The Organizing Workgroup of the National Disability Leadership Alliance hosts these calls the third Tuesday of every month as a resource for disability organizers, in an effort toward building the organizing capacity of the disability community across the country. They generally follow the format of a Welcome followed by 2-3 experts in a given area speaking for a few minutes on their experiences, advice and challenges. The calls include a 20-30 minute question and answer period.

To ask questions via CART: Sign-in to the Chat function on the right side of the transcript and type your question.  One of the call facilitators will read out any questions posted there.

Because we want to maximize the generously donated CART services, we will begin the call promptly at 1pm and end the call promptly at 2pm (eastern time).

Anita Cameron – ADAPT and Not Dead Yet: In Solidarity

Not Dead Yet works with disability organizations around the nation in the fight against doctor assisted suicide.

One of these organizations is ADAPT, a national, grassroots disability rights organization working to ensure the civil rights, liberty and freedom of disabled people of all ages to live in our own homes in the community, rather than in nursing facilities or institutions.

ADAPT is in strong solidarity with Not Dead Yet that doctor assisted suicide is bad public policy. In fact, over 20 years ago, ADAPT was the first national disability group to join NDY in protests against “Dr. Death” (Jack Kevorkian) and in a friend of the court brief filed in the U.S. Supreme Court.

Why? Because ADAPT understands that people seeking the suicide drugs in Oregon cited loss of autonomy, feelings of being a burden, loss of the ability to engage in activities, loss of the ability to control bodily functions and loss of dignity as the top reasons for wanting to die.
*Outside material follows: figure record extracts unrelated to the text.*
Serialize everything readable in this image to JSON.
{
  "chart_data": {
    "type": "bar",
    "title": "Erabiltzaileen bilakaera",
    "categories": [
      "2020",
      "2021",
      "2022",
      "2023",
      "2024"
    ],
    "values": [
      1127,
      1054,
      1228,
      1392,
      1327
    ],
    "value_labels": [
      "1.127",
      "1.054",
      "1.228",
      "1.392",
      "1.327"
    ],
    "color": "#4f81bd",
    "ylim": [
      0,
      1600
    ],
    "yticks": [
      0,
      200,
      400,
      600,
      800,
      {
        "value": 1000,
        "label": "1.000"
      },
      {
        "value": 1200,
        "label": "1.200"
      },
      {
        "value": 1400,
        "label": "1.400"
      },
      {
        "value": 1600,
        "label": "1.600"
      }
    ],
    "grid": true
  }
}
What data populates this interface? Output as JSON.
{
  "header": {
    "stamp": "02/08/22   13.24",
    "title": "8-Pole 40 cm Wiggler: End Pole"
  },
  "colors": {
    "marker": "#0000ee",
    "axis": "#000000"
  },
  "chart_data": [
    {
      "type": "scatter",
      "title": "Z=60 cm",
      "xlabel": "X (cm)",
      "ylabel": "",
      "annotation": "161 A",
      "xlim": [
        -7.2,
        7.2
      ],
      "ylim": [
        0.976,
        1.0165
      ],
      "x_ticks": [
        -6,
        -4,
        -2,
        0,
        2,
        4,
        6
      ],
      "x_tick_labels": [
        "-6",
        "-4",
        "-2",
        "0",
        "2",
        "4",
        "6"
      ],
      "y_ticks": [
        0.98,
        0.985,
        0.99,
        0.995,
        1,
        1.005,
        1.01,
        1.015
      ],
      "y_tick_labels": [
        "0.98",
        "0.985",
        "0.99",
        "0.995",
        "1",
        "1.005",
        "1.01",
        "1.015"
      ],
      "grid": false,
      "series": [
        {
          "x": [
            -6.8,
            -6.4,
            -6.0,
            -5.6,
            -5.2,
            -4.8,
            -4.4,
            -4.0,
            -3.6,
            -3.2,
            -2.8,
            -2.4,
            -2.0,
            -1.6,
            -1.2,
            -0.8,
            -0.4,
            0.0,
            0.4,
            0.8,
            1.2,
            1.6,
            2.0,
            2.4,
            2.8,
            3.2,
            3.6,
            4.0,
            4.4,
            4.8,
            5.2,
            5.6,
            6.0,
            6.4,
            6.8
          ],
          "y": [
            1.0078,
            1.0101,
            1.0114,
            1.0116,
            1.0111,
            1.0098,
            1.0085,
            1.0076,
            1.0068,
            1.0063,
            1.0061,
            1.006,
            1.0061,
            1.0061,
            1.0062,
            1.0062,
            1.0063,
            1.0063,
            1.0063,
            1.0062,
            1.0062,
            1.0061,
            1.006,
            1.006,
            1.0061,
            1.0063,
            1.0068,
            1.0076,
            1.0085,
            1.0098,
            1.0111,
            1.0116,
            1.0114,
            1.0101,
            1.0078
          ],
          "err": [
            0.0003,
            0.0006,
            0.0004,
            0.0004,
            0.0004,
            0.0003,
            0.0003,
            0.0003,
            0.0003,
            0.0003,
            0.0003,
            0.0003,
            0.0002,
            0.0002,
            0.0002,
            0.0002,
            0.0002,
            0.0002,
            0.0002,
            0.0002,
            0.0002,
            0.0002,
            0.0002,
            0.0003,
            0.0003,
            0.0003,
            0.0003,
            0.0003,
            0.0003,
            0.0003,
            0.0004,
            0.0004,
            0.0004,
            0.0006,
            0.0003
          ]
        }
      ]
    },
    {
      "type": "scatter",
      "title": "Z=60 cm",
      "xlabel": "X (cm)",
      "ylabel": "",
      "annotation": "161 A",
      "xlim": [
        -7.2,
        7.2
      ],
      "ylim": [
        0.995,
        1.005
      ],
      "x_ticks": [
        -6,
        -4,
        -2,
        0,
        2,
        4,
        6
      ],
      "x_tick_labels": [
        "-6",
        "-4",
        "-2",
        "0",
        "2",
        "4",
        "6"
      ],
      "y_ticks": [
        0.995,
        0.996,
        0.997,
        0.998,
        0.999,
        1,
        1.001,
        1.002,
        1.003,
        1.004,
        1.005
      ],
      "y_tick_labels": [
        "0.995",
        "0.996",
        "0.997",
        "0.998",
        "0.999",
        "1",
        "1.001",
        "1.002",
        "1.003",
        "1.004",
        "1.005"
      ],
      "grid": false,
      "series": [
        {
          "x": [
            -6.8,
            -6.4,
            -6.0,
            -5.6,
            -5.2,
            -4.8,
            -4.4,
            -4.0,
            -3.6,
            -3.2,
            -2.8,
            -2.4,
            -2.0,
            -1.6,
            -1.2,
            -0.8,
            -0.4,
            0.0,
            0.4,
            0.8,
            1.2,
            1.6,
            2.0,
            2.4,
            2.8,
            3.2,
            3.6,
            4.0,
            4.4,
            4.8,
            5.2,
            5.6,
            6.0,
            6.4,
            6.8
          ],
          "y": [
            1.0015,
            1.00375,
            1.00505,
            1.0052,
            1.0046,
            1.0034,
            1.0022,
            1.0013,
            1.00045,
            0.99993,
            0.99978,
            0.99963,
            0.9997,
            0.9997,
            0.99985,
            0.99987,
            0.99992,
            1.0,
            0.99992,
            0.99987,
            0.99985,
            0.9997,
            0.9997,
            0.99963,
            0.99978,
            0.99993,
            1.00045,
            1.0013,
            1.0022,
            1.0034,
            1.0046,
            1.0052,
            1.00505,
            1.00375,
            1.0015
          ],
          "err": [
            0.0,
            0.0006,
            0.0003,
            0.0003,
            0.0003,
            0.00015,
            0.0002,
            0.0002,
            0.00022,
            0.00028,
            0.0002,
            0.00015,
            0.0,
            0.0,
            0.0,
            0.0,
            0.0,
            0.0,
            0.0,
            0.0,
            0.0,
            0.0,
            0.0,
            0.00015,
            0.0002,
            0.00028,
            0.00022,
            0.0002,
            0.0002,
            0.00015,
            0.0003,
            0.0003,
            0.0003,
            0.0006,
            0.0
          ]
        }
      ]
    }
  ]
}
These are disability issues, not just terminal illness issues. Attendant care services and other supports in one’s home are the solution to this, not doctor assisted suicide!

ADAPT knows that assisted suicide sets up a two-tiered system of suicide prevention where non-disabled folks who express suicidal feelings receive suicide prevention services, while older, disabled and sick people are encouraged to seek doctor assisted suicide. The California legislature just passed AB 282 directly saying that it’s okay to “encourage” people to request assisted suicide!

ADAPT realizes that as assisted suicide spreads to states with diverse populations, Blacks, people of color and poor people will be especially vulnerable to assisted suicide due to disparities in healthcare delivery, including discrimination in prevention, treatment and pain relief.

ADAPT is aware that insurance companies are concerned about their bottom line. It’s all about the money. It’s far less expensive to kill someone than to care for them. Insurance companies in Oregon and California, where doctor assisted suicide is legal, have already denied patients lifesaving cancer treatments and offered assisted suicide instead.

For these and other reasons, ADAPT is firmly in solidarity with Not Dead Yet in vehemently opposing doctor assisted suicide. Access to services and supports at home, counseling and palliative care should be available to those who need it, rather than assisted suicide.

ADAPT is also working hard to promote the Disability Integration Act (HR 2472 and S 910) which would give people with disabilities and seniors the civil right to receive attendant services and other supports at home, instead of in institutions. It addresses many of the concerns of those who would feel they have no option but assisted suicide by assisting people to live, for whatever time they have, rather than assisting them to die.